Y tras esas fatídicas palabras, todos vociferaron como inmersos en una enorme alegría. No puedo negar que yo también la sentí, ya que lo que experimenté a continuación fue que todos me rodeaban para cogerme y llevarme a lugar seguro. Mientras me llevaban tumbado fuera del callejón, vi a uno de los espectadores que se apartaba levemente su máscara – de samurái pero de un color rosa fosforito- mientras gentilmente me hacía una reverencia mientras movía de forma elegante uno de sus brazos manteniendo su parejo detrás de la espalda. Cuando salimos del callejón vi una furgoneta totalmente negra aparcada sobre la acera. Parecía un vehículo blindado por ellos mismos, y desde luego no encajaba con sus vestimentas debido a lo sobrio de su decoración. Cuando entramos en la parte trasera aprecié una gran cantidad de aparatos médicos; era una especie de quirófano portátil que utilizaban para sanar sus heridas durante el día de la purga. El blanco impoluto fue manchado por mi sangre, ya que nada más tumbarme en la camilla el suelo comenzó a llenarse de ella.

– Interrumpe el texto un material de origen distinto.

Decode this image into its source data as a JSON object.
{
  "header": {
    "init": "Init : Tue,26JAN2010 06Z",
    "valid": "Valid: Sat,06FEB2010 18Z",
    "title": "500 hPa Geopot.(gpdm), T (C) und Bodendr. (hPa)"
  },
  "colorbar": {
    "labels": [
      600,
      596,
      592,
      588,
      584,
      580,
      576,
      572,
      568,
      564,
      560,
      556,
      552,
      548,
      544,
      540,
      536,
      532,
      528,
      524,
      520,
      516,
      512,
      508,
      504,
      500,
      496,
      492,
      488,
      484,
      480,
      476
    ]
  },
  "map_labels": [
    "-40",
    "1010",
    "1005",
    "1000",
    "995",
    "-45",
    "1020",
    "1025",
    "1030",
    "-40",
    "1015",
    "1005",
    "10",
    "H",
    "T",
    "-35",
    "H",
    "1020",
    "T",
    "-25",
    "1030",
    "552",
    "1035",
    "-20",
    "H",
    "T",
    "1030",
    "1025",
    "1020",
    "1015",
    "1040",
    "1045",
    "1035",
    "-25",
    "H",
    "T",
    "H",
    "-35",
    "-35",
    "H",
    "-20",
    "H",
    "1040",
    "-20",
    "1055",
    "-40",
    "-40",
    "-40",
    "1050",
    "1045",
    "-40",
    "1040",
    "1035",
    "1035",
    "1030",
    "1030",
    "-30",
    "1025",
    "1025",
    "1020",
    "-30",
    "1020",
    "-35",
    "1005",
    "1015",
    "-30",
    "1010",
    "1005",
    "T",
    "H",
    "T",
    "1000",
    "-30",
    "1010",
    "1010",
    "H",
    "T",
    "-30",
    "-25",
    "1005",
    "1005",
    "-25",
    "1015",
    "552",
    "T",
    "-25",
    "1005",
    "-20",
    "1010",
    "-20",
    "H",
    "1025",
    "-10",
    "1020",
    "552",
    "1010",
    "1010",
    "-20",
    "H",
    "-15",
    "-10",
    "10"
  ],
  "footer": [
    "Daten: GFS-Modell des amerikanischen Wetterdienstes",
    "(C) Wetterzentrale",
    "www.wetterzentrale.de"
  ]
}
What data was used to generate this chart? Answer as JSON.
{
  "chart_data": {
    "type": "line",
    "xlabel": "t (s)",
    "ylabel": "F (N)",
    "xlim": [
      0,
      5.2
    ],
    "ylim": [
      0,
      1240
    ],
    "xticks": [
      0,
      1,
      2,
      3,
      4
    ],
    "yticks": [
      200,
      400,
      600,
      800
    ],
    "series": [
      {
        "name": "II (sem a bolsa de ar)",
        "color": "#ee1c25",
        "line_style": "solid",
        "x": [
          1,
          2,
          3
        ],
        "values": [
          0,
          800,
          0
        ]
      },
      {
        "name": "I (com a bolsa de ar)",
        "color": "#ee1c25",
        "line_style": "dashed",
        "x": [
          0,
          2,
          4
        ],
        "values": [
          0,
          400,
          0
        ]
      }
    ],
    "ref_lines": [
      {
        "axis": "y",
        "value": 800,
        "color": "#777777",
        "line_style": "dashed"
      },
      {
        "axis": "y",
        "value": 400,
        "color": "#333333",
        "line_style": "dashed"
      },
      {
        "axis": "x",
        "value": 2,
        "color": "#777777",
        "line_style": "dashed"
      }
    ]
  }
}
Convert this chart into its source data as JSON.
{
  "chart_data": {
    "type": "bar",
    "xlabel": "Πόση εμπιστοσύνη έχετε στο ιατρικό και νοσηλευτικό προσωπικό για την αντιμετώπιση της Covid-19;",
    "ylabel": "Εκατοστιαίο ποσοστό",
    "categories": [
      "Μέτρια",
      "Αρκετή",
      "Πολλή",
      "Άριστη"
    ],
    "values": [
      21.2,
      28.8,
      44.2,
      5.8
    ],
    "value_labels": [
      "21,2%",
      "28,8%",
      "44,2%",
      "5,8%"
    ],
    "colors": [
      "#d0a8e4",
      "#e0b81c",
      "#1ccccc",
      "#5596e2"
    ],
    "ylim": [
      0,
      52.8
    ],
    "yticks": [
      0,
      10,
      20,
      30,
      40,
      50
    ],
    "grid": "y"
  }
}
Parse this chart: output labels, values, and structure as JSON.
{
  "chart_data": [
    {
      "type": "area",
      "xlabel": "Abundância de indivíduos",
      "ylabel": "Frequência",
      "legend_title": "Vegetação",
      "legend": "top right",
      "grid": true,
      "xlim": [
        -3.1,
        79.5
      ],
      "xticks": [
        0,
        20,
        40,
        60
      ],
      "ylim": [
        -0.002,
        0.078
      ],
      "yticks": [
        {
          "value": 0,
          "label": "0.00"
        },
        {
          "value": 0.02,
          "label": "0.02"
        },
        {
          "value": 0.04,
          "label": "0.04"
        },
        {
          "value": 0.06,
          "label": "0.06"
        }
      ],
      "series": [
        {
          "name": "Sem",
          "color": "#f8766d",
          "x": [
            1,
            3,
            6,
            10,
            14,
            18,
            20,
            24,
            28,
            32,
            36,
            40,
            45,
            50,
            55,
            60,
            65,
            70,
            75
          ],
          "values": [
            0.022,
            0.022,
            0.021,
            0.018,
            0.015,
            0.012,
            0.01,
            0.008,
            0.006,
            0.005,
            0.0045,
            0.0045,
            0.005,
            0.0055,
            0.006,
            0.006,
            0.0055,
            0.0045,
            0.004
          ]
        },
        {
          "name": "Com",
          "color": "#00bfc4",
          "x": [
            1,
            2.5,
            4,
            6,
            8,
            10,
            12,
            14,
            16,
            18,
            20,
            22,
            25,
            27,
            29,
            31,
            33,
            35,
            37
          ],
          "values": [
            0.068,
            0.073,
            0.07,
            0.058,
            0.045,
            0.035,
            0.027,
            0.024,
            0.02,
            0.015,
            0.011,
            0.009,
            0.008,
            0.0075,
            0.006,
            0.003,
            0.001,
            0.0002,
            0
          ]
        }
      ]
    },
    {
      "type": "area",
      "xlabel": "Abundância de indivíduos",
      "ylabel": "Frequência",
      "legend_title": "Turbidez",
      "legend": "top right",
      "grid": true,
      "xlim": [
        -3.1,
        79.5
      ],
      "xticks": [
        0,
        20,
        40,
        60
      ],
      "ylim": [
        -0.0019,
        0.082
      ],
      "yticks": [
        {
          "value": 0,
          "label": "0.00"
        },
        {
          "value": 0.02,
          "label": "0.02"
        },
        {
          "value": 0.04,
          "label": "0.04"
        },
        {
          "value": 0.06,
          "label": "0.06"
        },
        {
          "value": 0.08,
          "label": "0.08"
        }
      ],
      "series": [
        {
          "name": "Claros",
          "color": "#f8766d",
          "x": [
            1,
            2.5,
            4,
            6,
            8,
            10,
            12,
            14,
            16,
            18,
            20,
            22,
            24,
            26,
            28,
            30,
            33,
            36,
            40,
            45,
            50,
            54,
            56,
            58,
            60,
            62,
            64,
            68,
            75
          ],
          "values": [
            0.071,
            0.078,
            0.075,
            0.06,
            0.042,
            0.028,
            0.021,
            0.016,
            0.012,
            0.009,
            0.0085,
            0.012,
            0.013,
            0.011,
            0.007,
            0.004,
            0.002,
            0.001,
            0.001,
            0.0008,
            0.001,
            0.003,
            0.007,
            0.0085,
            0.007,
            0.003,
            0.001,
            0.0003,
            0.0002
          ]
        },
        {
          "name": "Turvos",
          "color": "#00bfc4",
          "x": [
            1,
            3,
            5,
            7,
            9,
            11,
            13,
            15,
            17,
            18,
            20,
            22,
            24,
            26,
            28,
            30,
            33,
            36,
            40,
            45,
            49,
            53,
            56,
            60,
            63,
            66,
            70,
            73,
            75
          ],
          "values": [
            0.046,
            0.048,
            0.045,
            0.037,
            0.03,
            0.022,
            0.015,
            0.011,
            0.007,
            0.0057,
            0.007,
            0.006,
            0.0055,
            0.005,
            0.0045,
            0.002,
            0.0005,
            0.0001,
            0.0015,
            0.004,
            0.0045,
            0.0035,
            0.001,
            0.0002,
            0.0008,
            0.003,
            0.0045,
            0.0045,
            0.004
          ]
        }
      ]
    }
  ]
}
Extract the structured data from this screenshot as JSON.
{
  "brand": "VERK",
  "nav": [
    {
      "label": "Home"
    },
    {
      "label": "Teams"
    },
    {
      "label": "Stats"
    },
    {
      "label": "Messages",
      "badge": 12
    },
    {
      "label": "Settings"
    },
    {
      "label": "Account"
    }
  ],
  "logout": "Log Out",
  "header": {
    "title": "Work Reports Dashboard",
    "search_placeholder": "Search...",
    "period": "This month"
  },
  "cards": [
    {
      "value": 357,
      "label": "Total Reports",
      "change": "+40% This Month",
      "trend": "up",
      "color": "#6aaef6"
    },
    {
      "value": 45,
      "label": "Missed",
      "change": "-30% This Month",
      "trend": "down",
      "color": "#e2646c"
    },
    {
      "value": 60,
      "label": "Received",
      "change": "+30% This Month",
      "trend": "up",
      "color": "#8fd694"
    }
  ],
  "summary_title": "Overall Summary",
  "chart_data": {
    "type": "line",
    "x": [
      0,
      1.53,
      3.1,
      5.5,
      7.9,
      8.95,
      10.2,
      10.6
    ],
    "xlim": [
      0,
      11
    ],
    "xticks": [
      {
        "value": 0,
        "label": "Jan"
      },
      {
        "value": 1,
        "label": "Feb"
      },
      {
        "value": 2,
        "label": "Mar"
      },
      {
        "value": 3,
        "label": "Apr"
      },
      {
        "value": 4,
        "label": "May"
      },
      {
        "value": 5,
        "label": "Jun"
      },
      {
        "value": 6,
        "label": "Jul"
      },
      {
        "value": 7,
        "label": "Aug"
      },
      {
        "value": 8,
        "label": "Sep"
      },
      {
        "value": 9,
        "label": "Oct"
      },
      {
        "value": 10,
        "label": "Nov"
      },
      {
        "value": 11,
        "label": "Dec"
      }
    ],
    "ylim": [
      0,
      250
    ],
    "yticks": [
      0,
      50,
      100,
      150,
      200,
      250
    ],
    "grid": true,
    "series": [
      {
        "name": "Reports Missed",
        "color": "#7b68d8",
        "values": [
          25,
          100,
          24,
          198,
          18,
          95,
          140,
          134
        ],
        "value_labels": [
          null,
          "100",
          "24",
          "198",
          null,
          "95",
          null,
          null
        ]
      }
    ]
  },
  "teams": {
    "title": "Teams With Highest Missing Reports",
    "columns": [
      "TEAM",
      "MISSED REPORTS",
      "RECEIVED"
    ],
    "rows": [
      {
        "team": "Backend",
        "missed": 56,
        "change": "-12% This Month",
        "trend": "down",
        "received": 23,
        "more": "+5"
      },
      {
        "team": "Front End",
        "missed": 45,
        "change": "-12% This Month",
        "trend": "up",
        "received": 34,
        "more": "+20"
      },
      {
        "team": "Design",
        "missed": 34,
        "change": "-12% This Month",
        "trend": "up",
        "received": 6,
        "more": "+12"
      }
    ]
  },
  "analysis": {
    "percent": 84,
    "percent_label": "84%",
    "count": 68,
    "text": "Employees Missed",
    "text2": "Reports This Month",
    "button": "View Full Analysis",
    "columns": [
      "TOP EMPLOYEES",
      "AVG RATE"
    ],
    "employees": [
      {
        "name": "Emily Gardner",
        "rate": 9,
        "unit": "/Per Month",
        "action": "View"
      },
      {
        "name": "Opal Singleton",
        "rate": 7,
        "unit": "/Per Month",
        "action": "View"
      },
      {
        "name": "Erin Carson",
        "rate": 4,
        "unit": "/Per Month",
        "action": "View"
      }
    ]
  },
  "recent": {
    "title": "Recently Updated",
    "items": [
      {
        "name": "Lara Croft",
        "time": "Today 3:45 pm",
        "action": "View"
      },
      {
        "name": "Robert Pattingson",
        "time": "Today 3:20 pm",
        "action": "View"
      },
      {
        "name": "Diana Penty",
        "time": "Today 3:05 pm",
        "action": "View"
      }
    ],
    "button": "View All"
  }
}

Cuando estuve más o menos tranquilo, el más alto de todos ellos, ayudado de otros tantos me inyectó gracias a una jeringuilla algo en el brazo. Al principio pensé que se trataba de alguna inyección letal y que todo aquello solo lo hacían por sentir más el placer de la desesperación que se desprendía de mí, pero no, de nuevo me equivoqué. Pasada una media hora comencé a sentirme mucho mejor. Seguía siendo consciente de quién era y de qué había pasado, pero el dolor había disminuido y el miedo parecía ya cosa del pasado. A continuación intentaron curar mis heridas lo mejor que pudieron. Me administraron cremas y me vendaron allá donde mi cuerpo estaba herido, y la verdad es que lo hicieron francamente bien. Cuando me levanté el dolor era apenas una molestia, y aunque cojeaba y me costaba respirar, podría haber vuelto a casa -o lo que quedaría de ella después de esa explosión-. Pero fui un iluso, ya que haber escogido «vida» no me iba a salir tan barato.

Cuando pude salí de la furgoneta todos ellos volvieron a situarse en un semicírculo a mi alrededor. Los espectadores, nada más yo poner mi suela sobre el pavimento, comenzaron a aplaudir como si aquello se tratara de una proeza. Ya no sabía qué pensar; me parecían personajes muy extraños. Para participar en la purga se estaban comportando de una forma demasiado cordial, y alguna segunda intención tendrían que esconder. Y acerté. Cuando pude erguirme lo suficiente como para mirar de frente al cabecilla, este me dijo:

-Aquí te devuelvo tu vida.

Y a la vez que pronunció estas palabras, me entregó una máscara.